Schon klein hatte ich die Gabe, mit meiner lustigen und fröhlichen Art den Großvater zum Lachen zu bringen. Ihm erzählend saß ich plappernd auf seinem Schoß und erheiterte ihn immer wieder aufs Neue. Er war stolz auf mich.
Zur Bedrückung in damaliger Zeit trug der immer wiederkehrende Fliegeralarm während des Tages wie auch in der Nacht bei. Bei heftigem Beschuss wie auch Bombenabwurf zündete man eine geweihte Kerze an. Im Luftschutzraum war ein metallener Räucherkasten, der beim Angriff mit meinen Zähnen um die Wette klapperte. In einer solchen Situation der völligen Hilflosigkeit gab mir Großvater Zuversicht und Trost. Ich wurde ruhiger und das Klappern ließ nach. So hatte ich jedenfalls das Gefühl!.
Nach Kriegsende
Einige Tage vor Ende des Krieges wurde unser Haus von Bomben getroffen. Wie durch ein Wunder wurden wir gerettet, jedoch die Familie meines Onkels war ein Opfer des Angriffs. Wieder war es Großvater, der uns in sein Haus aufnahm, man rückte zusammen.
Zu Kriegsende zogen die gegnerischen Truppen in unser Dorf ein. Diese Tage verbrachten wir im Wald. Dort hatte mein Vater zuvor mit einem Landwirt einen Stollen gegraben, der uns während der Wirren dieser Tage beherbergen sollte. Als der Stollen jedoch soweit fertig war, kam fast das ganze Dorf. Der Stollen war dafür natürlich viel zu klein, sodass man Frauen und Kinder in den Stollen ließ und die Männer draußen bleiben mussten.

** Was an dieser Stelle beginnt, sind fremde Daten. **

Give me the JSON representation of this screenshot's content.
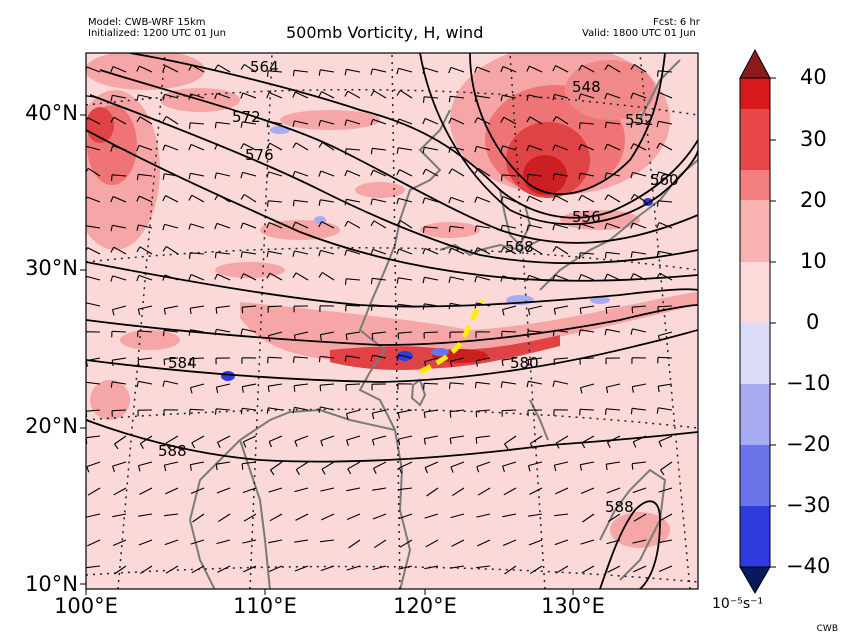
{
  "header": {
    "model": "Model: CWB-WRF 15km",
    "initialized": "Initialized: 1200 UTC 01 Jun",
    "title": "500mb Vorticity, H, wind",
    "fcst": "Fcst: 6 hr",
    "valid": "Valid: 1800 UTC 01 Jun"
  },
  "credit": "CWB",
  "map": {
    "lat_labels": [
      "40°N",
      "30°N",
      "20°N",
      "10°N"
    ],
    "lon_labels": [
      "100°E",
      "110°E",
      "120°E",
      "130°E"
    ],
    "contour_labels": [
      "564",
      "572",
      "576",
      "548",
      "552",
      "556",
      "560",
      "568",
      "584",
      "580",
      "588",
      "588"
    ],
    "background_color": "#fbd9d9",
    "coast_color": "#7a7a7a",
    "contour_color": "#000000",
    "front_color": "#ffee00"
  },
  "colorbar": {
    "ticks": [
      "40",
      "30",
      "20",
      "10",
      "0",
      "−10",
      "−20",
      "−30",
      "−40"
    ],
    "units": "10⁻⁵s⁻¹",
    "colors": [
      "#d7191c",
      "#e8474a",
      "#f47f80",
      "#f9b2b2",
      "#fddada",
      "#dadcf8",
      "#a7abf1",
      "#6a73e8",
      "#2f3bde",
      "#0a14c8"
    ]
  }
}
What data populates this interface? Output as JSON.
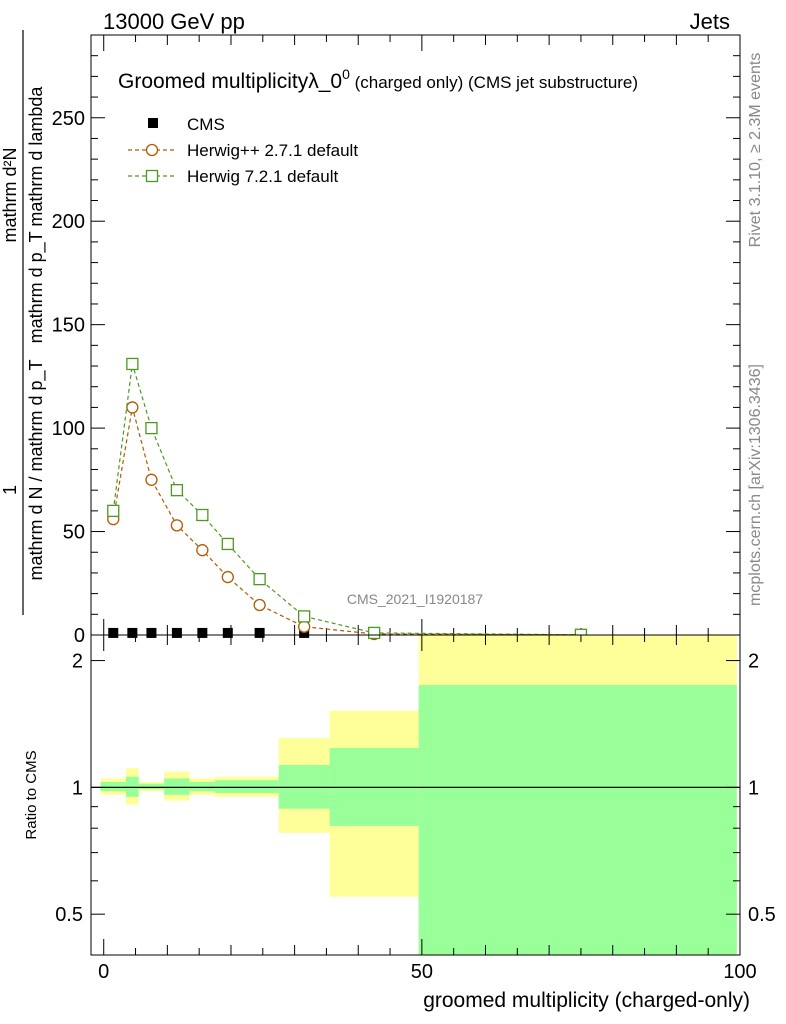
{
  "header": {
    "left": "13000 GeV pp",
    "right": "Jets"
  },
  "side": {
    "rivet": "Rivet 3.1.10, ≥ 2.3M events",
    "mcplots": "mcplots.cern.ch [arXiv:1306.3436]"
  },
  "chart_data": [
    {
      "type": "line",
      "title": "Groomed multiplicityλ_0",
      "title_sup": "0",
      "title_suffix": " (charged only) (CMS jet substructure)",
      "ylabel_numerator_top": "mathrm d²N",
      "ylabel_numerator_bottom": "mathrm d p_T mathrm d lambda",
      "ylabel_one": "1",
      "ylabel_denominator": "mathrm d N / mathrm d p_T",
      "xlim": [
        -2,
        100
      ],
      "ylim": [
        0,
        290
      ],
      "yticks": [
        0,
        50,
        100,
        150,
        200,
        250
      ],
      "watermark": "CMS_2021_I1920187",
      "legend_position": "top-left",
      "series": [
        {
          "name": "CMS",
          "color": "#000000",
          "marker": "filled-square",
          "x": [
            1.5,
            4.5,
            7.5,
            11.5,
            15.5,
            19.5,
            24.5,
            31.5,
            42.5,
            75.0
          ],
          "y": [
            1,
            1,
            1,
            1,
            1,
            1,
            1,
            1,
            0.5,
            0.2
          ]
        },
        {
          "name": "Herwig++ 2.7.1 default",
          "color": "#b35900",
          "marker": "open-circle",
          "x": [
            1.5,
            4.5,
            7.5,
            11.5,
            15.5,
            19.5,
            24.5,
            31.5,
            42.5,
            75.0
          ],
          "y": [
            56,
            110,
            75,
            53,
            41,
            28,
            14.5,
            4,
            0.5,
            0.1
          ]
        },
        {
          "name": "Herwig 7.2.1 default",
          "color": "#4d9920",
          "marker": "open-square",
          "x": [
            1.5,
            4.5,
            7.5,
            11.5,
            15.5,
            19.5,
            24.5,
            31.5,
            42.5,
            75.0
          ],
          "y": [
            60,
            131,
            100,
            70,
            58,
            44,
            27,
            9,
            1,
            0.1
          ]
        }
      ]
    },
    {
      "type": "area",
      "ylabel": "Ratio to CMS",
      "xlabel": "groomed multiplicity (charged-only)",
      "xlim": [
        -2,
        100
      ],
      "ylim": [
        0.4,
        2.3
      ],
      "xticks": [
        0,
        50,
        100
      ],
      "yticks": [
        0.5,
        1,
        2
      ],
      "bins": [
        {
          "lo": -0.5,
          "hi": 3.5,
          "yellow": [
            0.96,
            1.05
          ],
          "green": [
            0.98,
            1.03
          ]
        },
        {
          "lo": 3.5,
          "hi": 5.5,
          "yellow": [
            0.91,
            1.11
          ],
          "green": [
            0.95,
            1.06
          ]
        },
        {
          "lo": 5.5,
          "hi": 9.5,
          "yellow": [
            0.98,
            1.03
          ],
          "green": [
            0.99,
            1.02
          ]
        },
        {
          "lo": 9.5,
          "hi": 13.5,
          "yellow": [
            0.93,
            1.09
          ],
          "green": [
            0.96,
            1.05
          ]
        },
        {
          "lo": 13.5,
          "hi": 17.5,
          "yellow": [
            0.96,
            1.05
          ],
          "green": [
            0.98,
            1.03
          ]
        },
        {
          "lo": 17.5,
          "hi": 27.5,
          "yellow": [
            0.95,
            1.06
          ],
          "green": [
            0.97,
            1.04
          ]
        },
        {
          "lo": 27.5,
          "hi": 35.5,
          "yellow": [
            0.78,
            1.31
          ],
          "green": [
            0.89,
            1.13
          ]
        },
        {
          "lo": 35.5,
          "hi": 49.5,
          "yellow": [
            0.55,
            1.52
          ],
          "green": [
            0.81,
            1.24
          ]
        },
        {
          "lo": 49.5,
          "hi": 99.5,
          "yellow": [
            0.4,
            2.3
          ],
          "green": [
            0.4,
            1.75
          ]
        }
      ]
    }
  ]
}
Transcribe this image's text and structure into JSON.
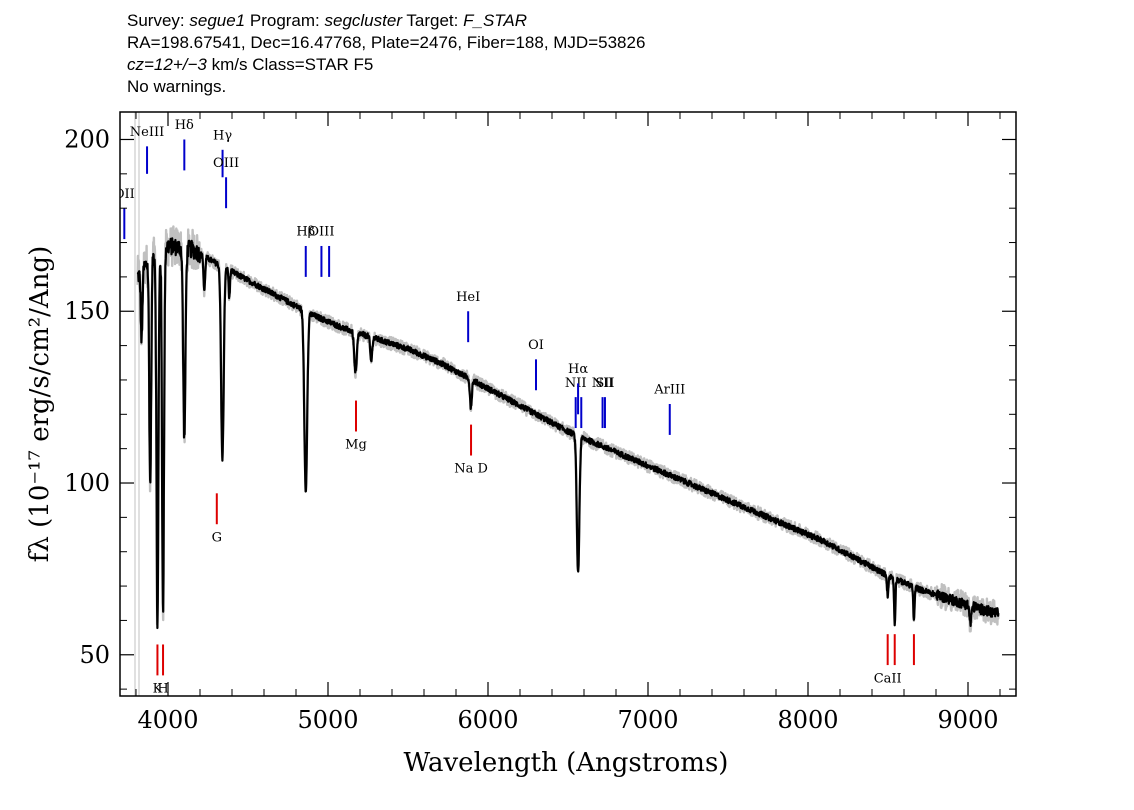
{
  "header": {
    "line1": {
      "survey_label": "Survey: ",
      "survey": "segue1",
      "program_label": " Program: ",
      "program": "segcluster",
      "target_label": " Target: ",
      "target": "F_STAR"
    },
    "line2": "RA=198.67541, Dec=16.47768, Plate=2476, Fiber=188, MJD=53826",
    "line3": {
      "cz": "cz=12+/−3",
      "rest": " km/s Class=STAR F5"
    },
    "line4": "No warnings."
  },
  "chart_data": {
    "type": "line",
    "xlabel": "Wavelength (Angstroms)",
    "ylabel": "fλ (10⁻¹⁷ erg/s/cm²/Ang)",
    "xlim": [
      3700,
      9300
    ],
    "ylim": [
      38,
      208
    ],
    "x_ticks": [
      4000,
      5000,
      6000,
      7000,
      8000,
      9000
    ],
    "y_ticks": [
      50,
      100,
      150,
      200
    ],
    "colors": {
      "flux": "#000000",
      "error": "#c0c0c0",
      "emission": "#0000cc",
      "absorption": "#dd0000"
    },
    "continuum": [
      [
        3810,
        160
      ],
      [
        3900,
        166
      ],
      [
        4000,
        169
      ],
      [
        4150,
        168
      ],
      [
        4300,
        164
      ],
      [
        4500,
        159
      ],
      [
        4700,
        154
      ],
      [
        4900,
        149
      ],
      [
        5100,
        145
      ],
      [
        5300,
        142
      ],
      [
        5500,
        139
      ],
      [
        5700,
        135
      ],
      [
        5900,
        130
      ],
      [
        6100,
        125
      ],
      [
        6300,
        120
      ],
      [
        6500,
        115
      ],
      [
        6700,
        111
      ],
      [
        6900,
        107
      ],
      [
        7100,
        103
      ],
      [
        7300,
        99
      ],
      [
        7500,
        95
      ],
      [
        7700,
        91
      ],
      [
        7900,
        87
      ],
      [
        8100,
        83
      ],
      [
        8300,
        78
      ],
      [
        8500,
        73
      ],
      [
        8700,
        69
      ],
      [
        8900,
        66
      ],
      [
        9100,
        63
      ],
      [
        9190,
        62
      ]
    ],
    "absorption_features": [
      {
        "center": 3835,
        "depth": 20,
        "width": 5
      },
      {
        "center": 3889,
        "depth": 66,
        "width": 6
      },
      {
        "center": 3934,
        "depth": 108,
        "width": 6
      },
      {
        "center": 3969,
        "depth": 105,
        "width": 6
      },
      {
        "center": 4102,
        "depth": 55,
        "width": 7
      },
      {
        "center": 4227,
        "depth": 10,
        "width": 5
      },
      {
        "center": 4340,
        "depth": 56,
        "width": 8
      },
      {
        "center": 4383,
        "depth": 8,
        "width": 4
      },
      {
        "center": 4861,
        "depth": 52,
        "width": 9
      },
      {
        "center": 5172,
        "depth": 12,
        "width": 8
      },
      {
        "center": 5270,
        "depth": 7,
        "width": 6
      },
      {
        "center": 5893,
        "depth": 8,
        "width": 6
      },
      {
        "center": 6563,
        "depth": 40,
        "width": 8
      },
      {
        "center": 8498,
        "depth": 6,
        "width": 4
      },
      {
        "center": 8542,
        "depth": 13,
        "width": 4
      },
      {
        "center": 8662,
        "depth": 10,
        "width": 4
      },
      {
        "center": 9015,
        "depth": 5,
        "width": 6
      }
    ],
    "line_markers": [
      {
        "label": "OII",
        "x": 3727,
        "y_top": 180,
        "y_bottom": 171,
        "color": "emission",
        "label_y": 183
      },
      {
        "label": "NeIII",
        "x": 3869,
        "y_top": 198,
        "y_bottom": 190,
        "color": "emission",
        "label_y": 201
      },
      {
        "label": "Hδ",
        "x": 4102,
        "y_top": 200,
        "y_bottom": 191,
        "color": "emission",
        "label_y": 203
      },
      {
        "label": "Hγ",
        "x": 4341,
        "y_top": 197,
        "y_bottom": 189,
        "color": "emission",
        "label_y": 200
      },
      {
        "label": "OIII",
        "x": 4363,
        "y_top": 189,
        "y_bottom": 180,
        "color": "emission",
        "label_y": 192
      },
      {
        "label": "Hβ",
        "x": 4861,
        "y_top": 169,
        "y_bottom": 160,
        "color": "emission",
        "label_y": 172
      },
      {
        "label": "OIII",
        "x": 4959,
        "y_top": 169,
        "y_bottom": 160,
        "color": "emission",
        "label_y": 172
      },
      {
        "label": "",
        "x": 5007,
        "y_top": 169,
        "y_bottom": 160,
        "color": "emission",
        "label_y": 172
      },
      {
        "label": "HeI",
        "x": 5876,
        "y_top": 150,
        "y_bottom": 141,
        "color": "emission",
        "label_y": 153
      },
      {
        "label": "OI",
        "x": 6300,
        "y_top": 136,
        "y_bottom": 127,
        "color": "emission",
        "label_y": 139
      },
      {
        "label": "NII",
        "x": 6548,
        "y_top": 125,
        "y_bottom": 116,
        "color": "emission",
        "label_y": 128
      },
      {
        "label": "Hα",
        "x": 6563,
        "y_top": 129,
        "y_bottom": 120,
        "color": "emission",
        "label_y": 132
      },
      {
        "label": "",
        "x": 6583,
        "y_top": 125,
        "y_bottom": 116,
        "color": "emission",
        "label_y": 128
      },
      {
        "label": "NII",
        "x": 6716,
        "y_top": 125,
        "y_bottom": 116,
        "color": "emission",
        "label_y": 128
      },
      {
        "label": "SII",
        "x": 6731,
        "y_top": 125,
        "y_bottom": 116,
        "color": "emission",
        "label_y": 128
      },
      {
        "label": "ArIII",
        "x": 7136,
        "y_top": 123,
        "y_bottom": 114,
        "color": "emission",
        "label_y": 126
      },
      {
        "label": "K",
        "x": 3934,
        "y_top": 53,
        "y_bottom": 44,
        "color": "absorption",
        "label_y": 39
      },
      {
        "label": "H",
        "x": 3969,
        "y_top": 53,
        "y_bottom": 44,
        "color": "absorption",
        "label_y": 39
      },
      {
        "label": "G",
        "x": 4305,
        "y_top": 97,
        "y_bottom": 88,
        "color": "absorption",
        "label_y": 83
      },
      {
        "label": "Mg",
        "x": 5175,
        "y_top": 124,
        "y_bottom": 115,
        "color": "absorption",
        "label_y": 110
      },
      {
        "label": "Na D",
        "x": 5894,
        "y_top": 117,
        "y_bottom": 108,
        "color": "absorption",
        "label_y": 103
      },
      {
        "label": "CaII",
        "x": 8498,
        "y_top": 56,
        "y_bottom": 47,
        "color": "absorption",
        "label_y": 42
      },
      {
        "label": "",
        "x": 8542,
        "y_top": 56,
        "y_bottom": 47,
        "color": "absorption",
        "label_y": 42
      },
      {
        "label": "",
        "x": 8662,
        "y_top": 56,
        "y_bottom": 47,
        "color": "absorption",
        "label_y": 42
      }
    ]
  }
}
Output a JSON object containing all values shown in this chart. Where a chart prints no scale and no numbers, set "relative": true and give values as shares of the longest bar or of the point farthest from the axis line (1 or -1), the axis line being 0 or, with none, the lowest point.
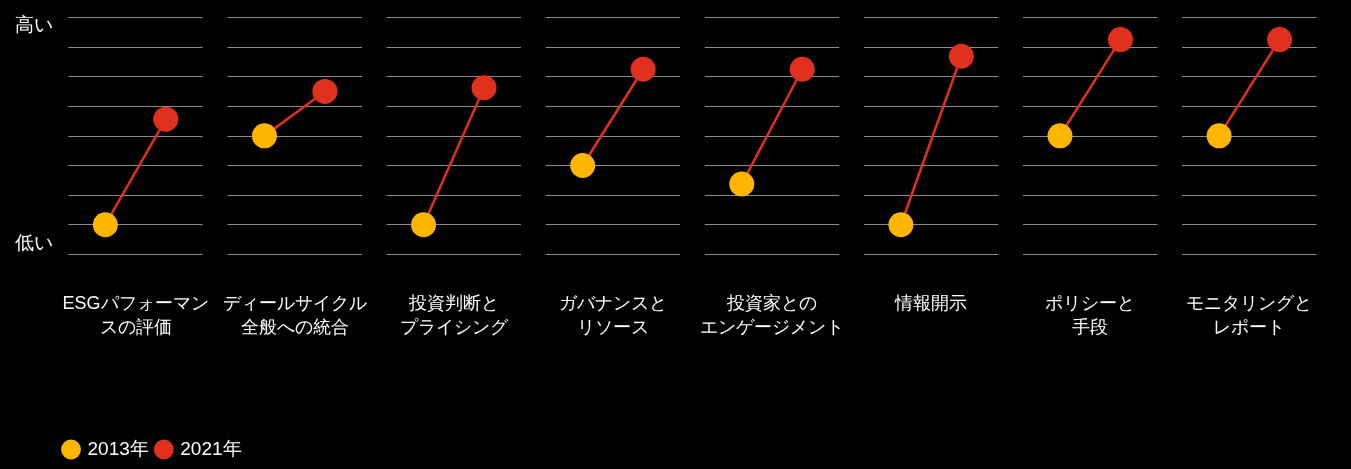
{
  "chart_data": {
    "type": "scatter",
    "relative": true,
    "grid": "y",
    "marker": "circle",
    "legend": "bottom left",
    "categories": [
      "ESGパフォーマンスの評価",
      "ディールサイクル全般への統合",
      "投資判断とプライシング",
      "ガバナンスとリソース",
      "投資家とのエンゲージメント",
      "情報開示",
      "ポリシーと手段",
      "モニタリングとレポート"
    ],
    "series": [
      {
        "name": "2013年",
        "color": "#ffb600",
        "values": [
          0,
          0.48,
          0,
          0.32,
          0.22,
          0,
          0.48,
          0.48
        ]
      },
      {
        "name": "2021年",
        "color": "#e0301e",
        "values": [
          0.57,
          0.72,
          0.74,
          0.84,
          0.84,
          0.91,
          1,
          1
        ]
      }
    ],
    "annotations": [
      "高い",
      "低い"
    ]
  }
}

Großvater blieb bei uns Kindern, solange meine Eltern ins Dorf zurückgingen, um die Toten zu begraben. Es musste alles schnell gehen, weil die Jagdbomber alles Bewegliche beschossen.
Der Aufbau
Irgendwann endeten die schrecklichen Ereignisse. Der Aufbau begann so gut es ging und alsbald normalisierte sich das Leben. Die Begegnungen mit Großvater waren auf eine höhere Ebene gerückt, denn er interessierte sich für unsere Berufe und wir fragten ihn um Rat. Bei allen Festen war er zugegen, er freute sich über unseren beruflichen Werdegang, über die angeheirateten Partner seiner zehn Enkelkinder, die ihn zahlreich zum Urgroßvater machten. Wenn ich zurückdenke, so hat mein Großvater nie gejammert, er zeigte niemals sein Inneres. Meine Mutter hörte ihn nach dem Tod seiner Frau einmal in der Nacht weinen, dann war auch dieses Leid verschlossen. Achtzigjährig wurde er krank und starb nach kurzem Krankenlager.
Heute noch erzähle ich ihm beim Betrachten seines Bildes Ereignisse meines Lebens und manchmal sehe ich ein Lächeln in seinen Augen.
Er war mein Großvater!
Es wäre schön, wenn auch meine Enkel einmal solch liebevollen Erinnerungen hätten.